MadeEasy Test Series 2019: Databases - Transaction And Concurrency

Question

Consider the following schedule 

$\text{S : r2(A), w1(B), w1(C), R3(B), r2(B), r1(A), commit_1, r2(C), commit_2, w3(A), commit_3 }$

Consider the following statements : 
S1 : Schedule(S) is conflict serializable schedule. 
S2 : Schedule(S) is allowed by 2PL. 
S3 : Schedule(S) is strict recoverable schedule. 
S4 : Schedule(S) is allowed by strict 2PL. 
How many above statements true about schedule(S) ?

Comments

@Shubhanshu can you please tell what's the final answer for this question, which statements are correct so that we can understand which part we r going wrong if any nd understand from the comments.

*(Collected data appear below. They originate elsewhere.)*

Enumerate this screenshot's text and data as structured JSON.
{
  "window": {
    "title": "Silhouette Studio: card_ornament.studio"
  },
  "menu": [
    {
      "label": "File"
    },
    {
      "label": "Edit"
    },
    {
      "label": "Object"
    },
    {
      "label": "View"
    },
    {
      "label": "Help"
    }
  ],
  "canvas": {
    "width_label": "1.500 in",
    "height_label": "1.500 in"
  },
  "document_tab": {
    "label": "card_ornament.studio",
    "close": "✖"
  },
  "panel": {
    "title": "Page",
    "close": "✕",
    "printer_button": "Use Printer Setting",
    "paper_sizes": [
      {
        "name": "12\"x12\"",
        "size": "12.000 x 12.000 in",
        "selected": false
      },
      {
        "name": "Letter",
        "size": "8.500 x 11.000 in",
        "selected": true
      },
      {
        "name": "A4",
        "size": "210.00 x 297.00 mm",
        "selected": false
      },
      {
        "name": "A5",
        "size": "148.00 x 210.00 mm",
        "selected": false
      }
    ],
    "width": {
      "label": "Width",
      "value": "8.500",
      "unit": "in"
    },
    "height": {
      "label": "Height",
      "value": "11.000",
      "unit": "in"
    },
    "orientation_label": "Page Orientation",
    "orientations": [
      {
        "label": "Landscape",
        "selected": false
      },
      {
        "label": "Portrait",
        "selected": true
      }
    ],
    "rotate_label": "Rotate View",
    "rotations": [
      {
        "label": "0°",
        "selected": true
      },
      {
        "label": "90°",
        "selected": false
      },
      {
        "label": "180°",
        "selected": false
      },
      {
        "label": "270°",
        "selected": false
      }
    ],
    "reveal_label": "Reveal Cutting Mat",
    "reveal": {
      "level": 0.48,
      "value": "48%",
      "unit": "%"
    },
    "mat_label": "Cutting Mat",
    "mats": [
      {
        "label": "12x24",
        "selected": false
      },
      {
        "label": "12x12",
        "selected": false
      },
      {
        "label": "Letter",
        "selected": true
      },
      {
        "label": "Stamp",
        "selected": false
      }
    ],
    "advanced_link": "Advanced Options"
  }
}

because it's not clear what is the exact conclusion of this discussion.

thanks in advance

---

s1: True: conflict serializable to schedule >> $T_{1}\rightarrow$$T_{2}\rightarrow T_{3}$

S2: True: allowed in basic  2PL.

s3: False

    strict recoverable schedule>> if transaction $T_{i}$ updates the data item A, then any other transaction $T_{j}$ not allowed to R(A) or W(A) until commit or rollback of $T_{i}$.

$T_{i}$	$T_{j}$
W(A)
.....
commit or rollback
	R(A) or W(A)

 

s4: False>>>  strict 2PL is basic 2PL in which all exclusive locks should be hold until commit or rollback

                    but here R$_{2}$(B) request for shared lock on B and B is already locked(xclusive) by   $T_{1}$.

---

Duplicate:

https://gateoverflow.in/297550/madeeasy-test-series-2019-databases-transaction-concurrency

Answer 1

Is answer (A)?

Answer 2

S1 : true

S2 : true

S3 : false

S4: false

Answer 3

S1 is true as there is no cycle in the precedence graph.

S2 is true by as we can achieve a schedule by first acquiring locks and then releasing the locks when required.

S3 is false as we can see one instance in the schedule where T2 is reading data B even before commit by T1 as T1 has written it before.

S4 is false as if apply strict 2PL, T3 will try read data item B as the lock on B will held by T1.